Tackling Material Wear in Plastic Molding: Abrasion vs. Corrosion

In the world of plastic injection molding, the longevity and precision of your mold are directly tied to your product's quality and your bottom line. Two of the most persistent threats to a mold's integrity are abrasive wear and corrosive wear. Understanding how to mitigate these issues is key to efficient production.

Managing Abrasive Wear

Abrasive wear is often the first challenge molders face. While it can be controlled through careful material selection, it is most aggressive in high-velocity areas—specifically, the gate.

As plastic melt rushes through the gate at tremendous speed, it acts like sandpaper, gradually eroding the steel. Over time, this enlarges the gate beyond its optimal size, negatively affecting part fill, pressure, and quality.

However, this wear isn't unstoppable. It can be significantly slowed down by choosing the right mold material and ensuring it is at the correct hardness level.

But what’s the most practical solution? Design for replaceability.

The best approach is to design the gate as a "wear part." By creating a mold structure where the gate is a separate, replaceable insert, you can swap it out quickly and at a low cost when it becomes worn, minimizing costly downtime.

This philosophy doesn't have to stop at the gate. Any mold component that comes into contact with the flowing plastic—such as cavities and cores—should be considered for this strategy. Anticipating where wear will occur and designing those areas as interchangeable inserts allows for quick, inexpensive repairs and keeps your mold running at peak performance.

Understanding Corrosive Wear

Corrosive wear introduces a chemical element to the problem. While the same principles of using wear-resistant materials and inserts apply, corrosion requires specific material defenses.

Some plastics, by their nature, release corrosive gases when processed. This is where material choice becomes critical:

• Stainless Steel: In many cases, the best defense is to manufacture the mold components from stainless steel. Unlike standard tool steel, it is inherently resistant to chemical attack.

• Chrome Plating: This is a common method used to protect standard steel surfaces from corrosion. However, it's important to weigh the pros and cons. Since stainless steel can be heat-treated to the same hardness as tool steel, the cost savings of plating standard steel versus using stainless are often minimal. For this reason, building the entire mold component from stainless steel is frequently the superior, long-term solution.

  
  

The Hidden Threat: Corrosive Gases

Beyond the liquid plastic itself, molders must also contend with the byproducts of the process. As mentioned, many plastics release corrosive gases during injection. These gases are designed to escape the cavity through the mold’s venting system.

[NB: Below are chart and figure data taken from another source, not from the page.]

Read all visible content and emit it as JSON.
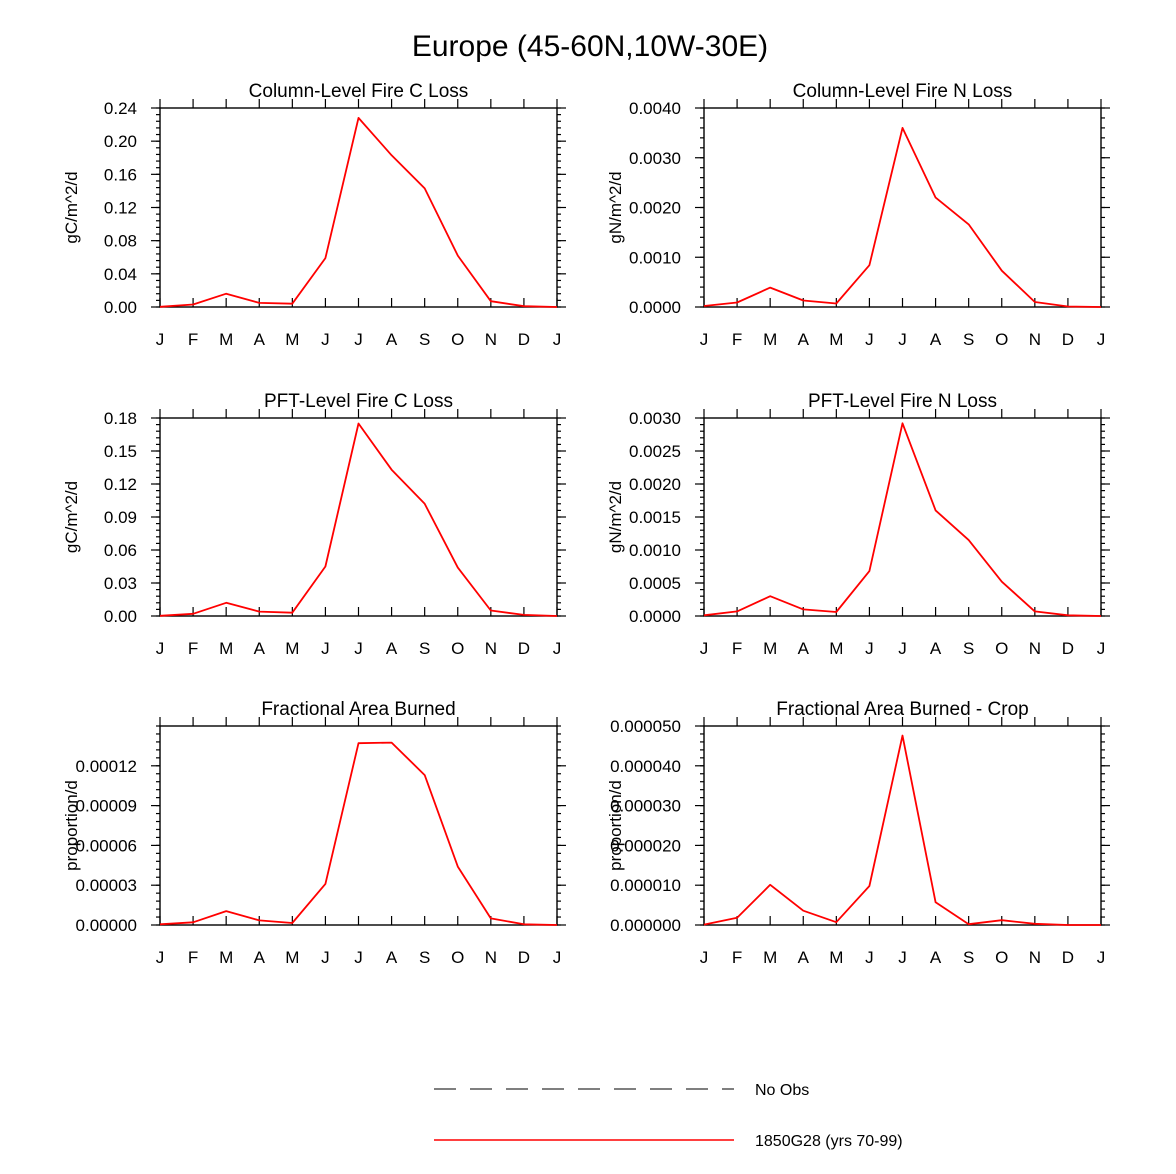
{
  "figure_title": "Europe (45-60N,10W-30E)",
  "legend": [
    {
      "label": "No Obs",
      "style": "dashed",
      "color": "#555555"
    },
    {
      "label": "1850G28 (yrs 70-99)",
      "style": "solid",
      "color": "#ff0000"
    }
  ],
  "chart_data": [
    {
      "type": "line",
      "title": "Column-Level Fire C Loss",
      "ylabel": "gC/m^2/d",
      "categories": [
        "J",
        "F",
        "M",
        "A",
        "M",
        "J",
        "J",
        "A",
        "S",
        "O",
        "N",
        "D",
        "J"
      ],
      "ylim": [
        0,
        0.24
      ],
      "yticks": [
        "0.00",
        "0.04",
        "0.08",
        "0.12",
        "0.16",
        "0.20",
        "0.24"
      ],
      "series": [
        {
          "values": [
            0.0003,
            0.003,
            0.016,
            0.005,
            0.004,
            0.059,
            0.228,
            0.183,
            0.143,
            0.062,
            0.007,
            0.001,
            0.0
          ]
        }
      ]
    },
    {
      "type": "line",
      "title": "Column-Level Fire N Loss",
      "ylabel": "gN/m^2/d",
      "categories": [
        "J",
        "F",
        "M",
        "A",
        "M",
        "J",
        "J",
        "A",
        "S",
        "O",
        "N",
        "D",
        "J"
      ],
      "ylim": [
        0,
        0.004
      ],
      "yticks": [
        "0.0000",
        "0.0010",
        "0.0020",
        "0.0030",
        "0.0040"
      ],
      "series": [
        {
          "values": [
            2e-05,
            9e-05,
            0.00039,
            0.00013,
            7e-05,
            0.00084,
            0.0036,
            0.0022,
            0.00166,
            0.00073,
            0.0001,
            1e-05,
            0.0
          ]
        }
      ]
    },
    {
      "type": "line",
      "title": "PFT-Level Fire C Loss",
      "ylabel": "gC/m^2/d",
      "categories": [
        "J",
        "F",
        "M",
        "A",
        "M",
        "J",
        "J",
        "A",
        "S",
        "O",
        "N",
        "D",
        "J"
      ],
      "ylim": [
        0,
        0.18
      ],
      "yticks": [
        "0.00",
        "0.03",
        "0.06",
        "0.09",
        "0.12",
        "0.15",
        "0.18"
      ],
      "series": [
        {
          "values": [
            0.0002,
            0.002,
            0.012,
            0.004,
            0.003,
            0.045,
            0.175,
            0.133,
            0.102,
            0.044,
            0.005,
            0.001,
            0.0
          ]
        }
      ]
    },
    {
      "type": "line",
      "title": "PFT-Level Fire N Loss",
      "ylabel": "gN/m^2/d",
      "categories": [
        "J",
        "F",
        "M",
        "A",
        "M",
        "J",
        "J",
        "A",
        "S",
        "O",
        "N",
        "D",
        "J"
      ],
      "ylim": [
        0,
        0.003
      ],
      "yticks": [
        "0.0000",
        "0.0005",
        "0.0010",
        "0.0015",
        "0.0020",
        "0.0025",
        "0.0030"
      ],
      "series": [
        {
          "values": [
            1e-05,
            7e-05,
            0.0003,
            0.0001,
            6e-05,
            0.00068,
            0.00292,
            0.0016,
            0.00115,
            0.00052,
            7e-05,
            1e-05,
            0.0
          ]
        }
      ]
    },
    {
      "type": "line",
      "title": "Fractional Area Burned",
      "ylabel": "proportion/d",
      "categories": [
        "J",
        "F",
        "M",
        "A",
        "M",
        "J",
        "J",
        "A",
        "S",
        "O",
        "N",
        "D",
        "J"
      ],
      "ylim": [
        0,
        0.00015
      ],
      "yticks": [
        "0.00000",
        "0.00003",
        "0.00006",
        "0.00009",
        "0.00012"
      ],
      "series": [
        {
          "values": [
            5e-07,
            2e-06,
            1.05e-05,
            3.5e-06,
            1.5e-06,
            3.1e-05,
            0.000137,
            0.0001375,
            0.000113,
            4.4e-05,
            5e-06,
            5e-07,
            0.0
          ]
        }
      ]
    },
    {
      "type": "line",
      "title": "Fractional Area Burned - Crop",
      "ylabel": "proportion/d",
      "categories": [
        "J",
        "F",
        "M",
        "A",
        "M",
        "J",
        "J",
        "A",
        "S",
        "O",
        "N",
        "D",
        "J"
      ],
      "ylim": [
        0,
        5e-05
      ],
      "yticks": [
        "0.000000",
        "0.000010",
        "0.000020",
        "0.000030",
        "0.000040",
        "0.000050"
      ],
      "series": [
        {
          "values": [
            1e-07,
            1.8e-06,
            1.01e-05,
            3.6e-06,
            7e-07,
            9.8e-06,
            4.76e-05,
            5.7e-06,
            2e-07,
            1.2e-06,
            3e-07,
            0.0,
            0.0
          ]
        }
      ]
    }
  ]
}
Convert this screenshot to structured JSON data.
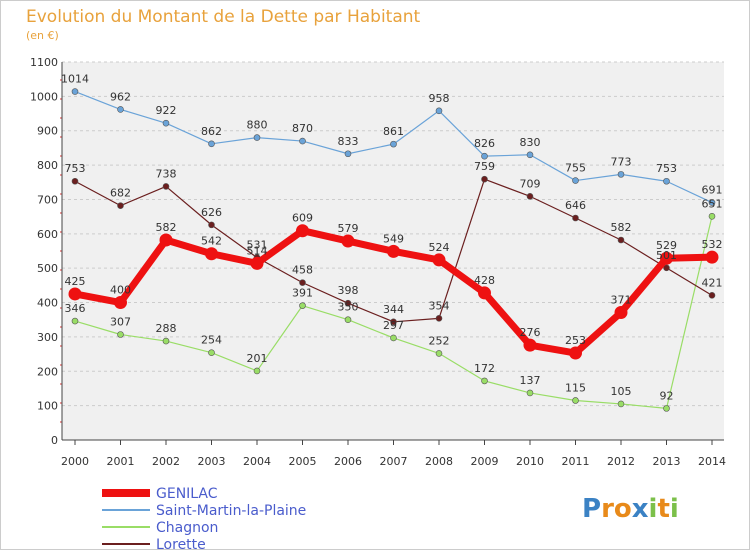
{
  "chart_data": {
    "type": "line",
    "title": "Evolution du Montant de la Dette par Habitant",
    "subtitle": "(en €)",
    "xlabel": "",
    "ylabel": "",
    "x": [
      "2000",
      "2001",
      "2002",
      "2003",
      "2004",
      "2005",
      "2006",
      "2007",
      "2008",
      "2009",
      "2010",
      "2011",
      "2012",
      "2013",
      "2014"
    ],
    "ylim": [
      0,
      1100
    ],
    "yticks": [
      0,
      100,
      200,
      300,
      400,
      500,
      600,
      700,
      800,
      900,
      1000,
      1100
    ],
    "grid": "horizontal-dashed",
    "legend_position": "bottom-left",
    "series": [
      {
        "name": "GENILAC",
        "color": "#ee1111",
        "emphasis": true,
        "values": [
          425,
          400,
          582,
          542,
          514,
          609,
          579,
          549,
          524,
          428,
          276,
          253,
          371,
          529,
          532
        ]
      },
      {
        "name": "Saint-Martin-la-Plaine",
        "color": "#6aa3d8",
        "emphasis": false,
        "values": [
          1014,
          962,
          922,
          862,
          880,
          870,
          833,
          861,
          958,
          826,
          830,
          755,
          773,
          753,
          691
        ]
      },
      {
        "name": "Chagnon",
        "color": "#99dd66",
        "emphasis": false,
        "values": [
          346,
          307,
          288,
          254,
          201,
          391,
          350,
          297,
          252,
          172,
          137,
          115,
          105,
          92,
          651
        ]
      },
      {
        "name": "Lorette",
        "color": "#6b1f1f",
        "emphasis": false,
        "values": [
          753,
          682,
          738,
          626,
          531,
          458,
          398,
          344,
          354,
          759,
          709,
          646,
          582,
          501,
          421
        ]
      }
    ]
  },
  "logo": {
    "text": "Proxiti",
    "letters": [
      "P",
      "r",
      "o",
      "x",
      "i",
      "t",
      "i"
    ]
  }
}
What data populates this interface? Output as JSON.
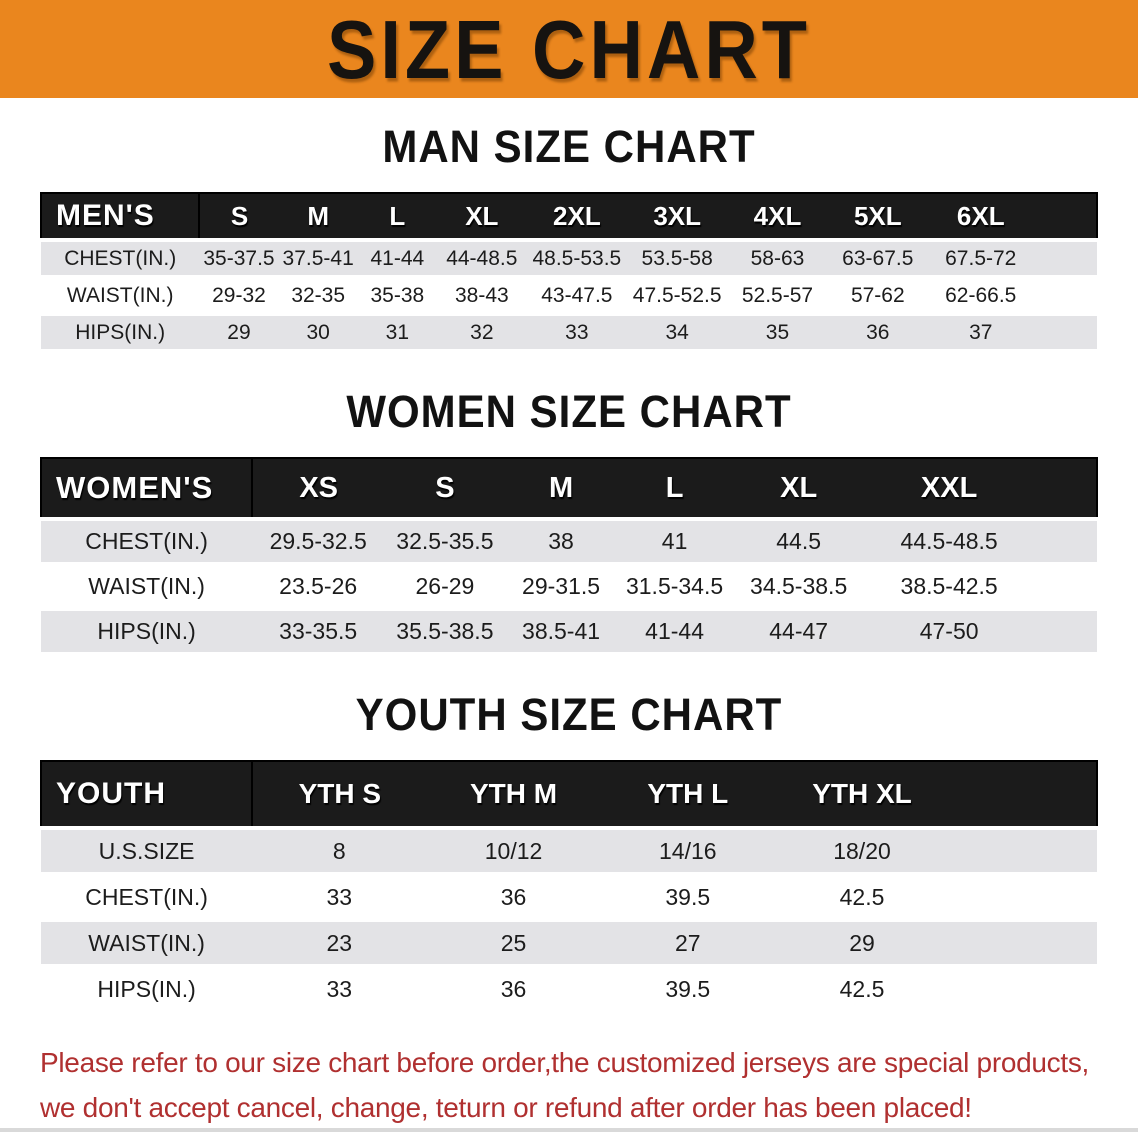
{
  "banner": {
    "title": "SIZE CHART",
    "bg_color": "#EA861E",
    "title_color": "#161310"
  },
  "colors": {
    "header_bar": "#1B1B1B",
    "header_text": "#FFFFFF",
    "stripe_row": "#E3E3E6",
    "disclaimer_text": "#B03030"
  },
  "sections": [
    {
      "title": "MAN SIZE CHART",
      "table": {
        "label": "MEN'S",
        "columns": [
          "S",
          "M",
          "L",
          "XL",
          "2XL",
          "3XL",
          "4XL",
          "5XL",
          "6XL"
        ],
        "rows": [
          {
            "label": "CHEST(IN.)",
            "values": [
              "35-37.5",
              "37.5-41",
              "41-44",
              "44-48.5",
              "48.5-53.5",
              "53.5-58",
              "58-63",
              "63-67.5",
              "67.5-72"
            ]
          },
          {
            "label": "WAIST(IN.)",
            "values": [
              "29-32",
              "32-35",
              "35-38",
              "38-43",
              "43-47.5",
              "47.5-52.5",
              "52.5-57",
              "57-62",
              "62-66.5"
            ]
          },
          {
            "label": "HIPS(IN.)",
            "values": [
              "29",
              "30",
              "31",
              "32",
              "33",
              "34",
              "35",
              "36",
              "37"
            ]
          }
        ]
      }
    },
    {
      "title": "WOMEN SIZE CHART",
      "table": {
        "label": "WOMEN'S",
        "columns": [
          "XS",
          "S",
          "M",
          "L",
          "XL",
          "XXL"
        ],
        "rows": [
          {
            "label": "CHEST(IN.)",
            "values": [
              "29.5-32.5",
              "32.5-35.5",
              "38",
              "41",
              "44.5",
              "44.5-48.5"
            ]
          },
          {
            "label": "WAIST(IN.)",
            "values": [
              "23.5-26",
              "26-29",
              "29-31.5",
              "31.5-34.5",
              "34.5-38.5",
              "38.5-42.5"
            ]
          },
          {
            "label": "HIPS(IN.)",
            "values": [
              "33-35.5",
              "35.5-38.5",
              "38.5-41",
              "41-44",
              "44-47",
              "47-50"
            ]
          }
        ]
      }
    },
    {
      "title": "YOUTH SIZE CHART",
      "table": {
        "label": "YOUTH",
        "columns": [
          "YTH S",
          "YTH M",
          "YTH L",
          "YTH XL"
        ],
        "rows": [
          {
            "label": "U.S.SIZE",
            "values": [
              "8",
              "10/12",
              "14/16",
              "18/20"
            ]
          },
          {
            "label": "CHEST(IN.)",
            "values": [
              "33",
              "36",
              "39.5",
              "42.5"
            ]
          },
          {
            "label": "WAIST(IN.)",
            "values": [
              "23",
              "25",
              "27",
              "29"
            ]
          },
          {
            "label": "HIPS(IN.)",
            "values": [
              "33",
              "36",
              "39.5",
              "42.5"
            ]
          }
        ]
      }
    }
  ],
  "footer": {
    "line1": "Please refer to our size chart before order,the customized jerseys are special products,",
    "line2": "we don't accept cancel, change, teturn or refund after order has been placed!"
  }
}
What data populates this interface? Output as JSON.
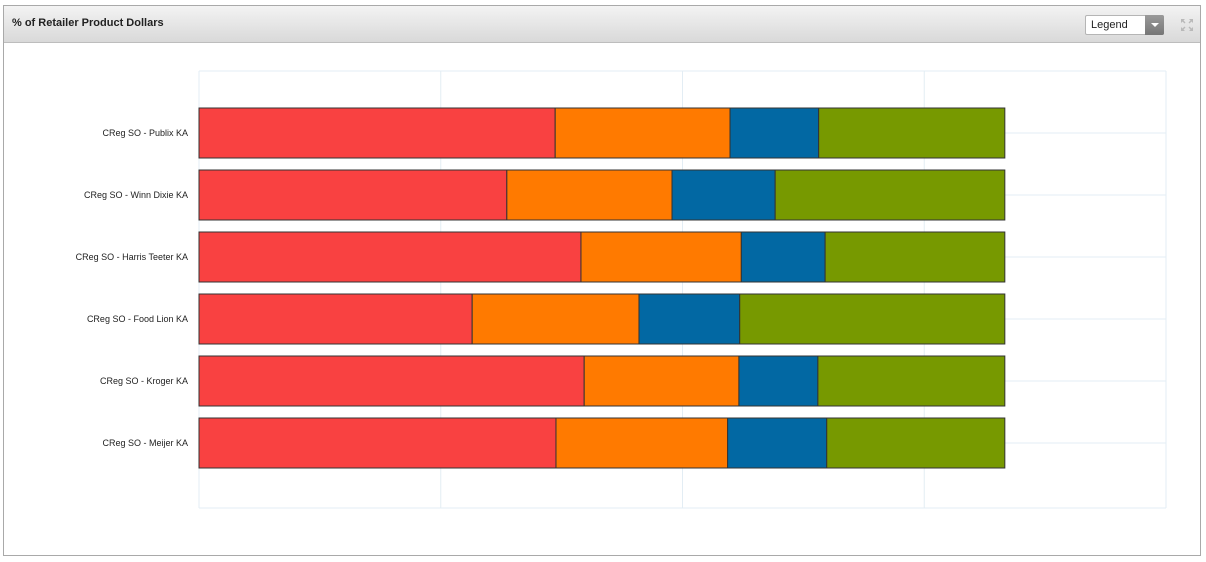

As they pass through the vents and vents, they don't just disappear. They can aggressively attack and corrode the mold steel on their way out, damaging not only the cavity insert but also the surrounding mold plates and components.

For areas exposed to these fumes, the recommendation is clear: using stainless steel plates is the most effective way to ensure the mold base remains structurally sound and corrosion-free over its lifetime.

By understanding the differences between abrasive and corrosive wear, and by choosing the right materials and proactive design strategies, you can build molds that last longer, require less maintenance, and produce higher quality parts.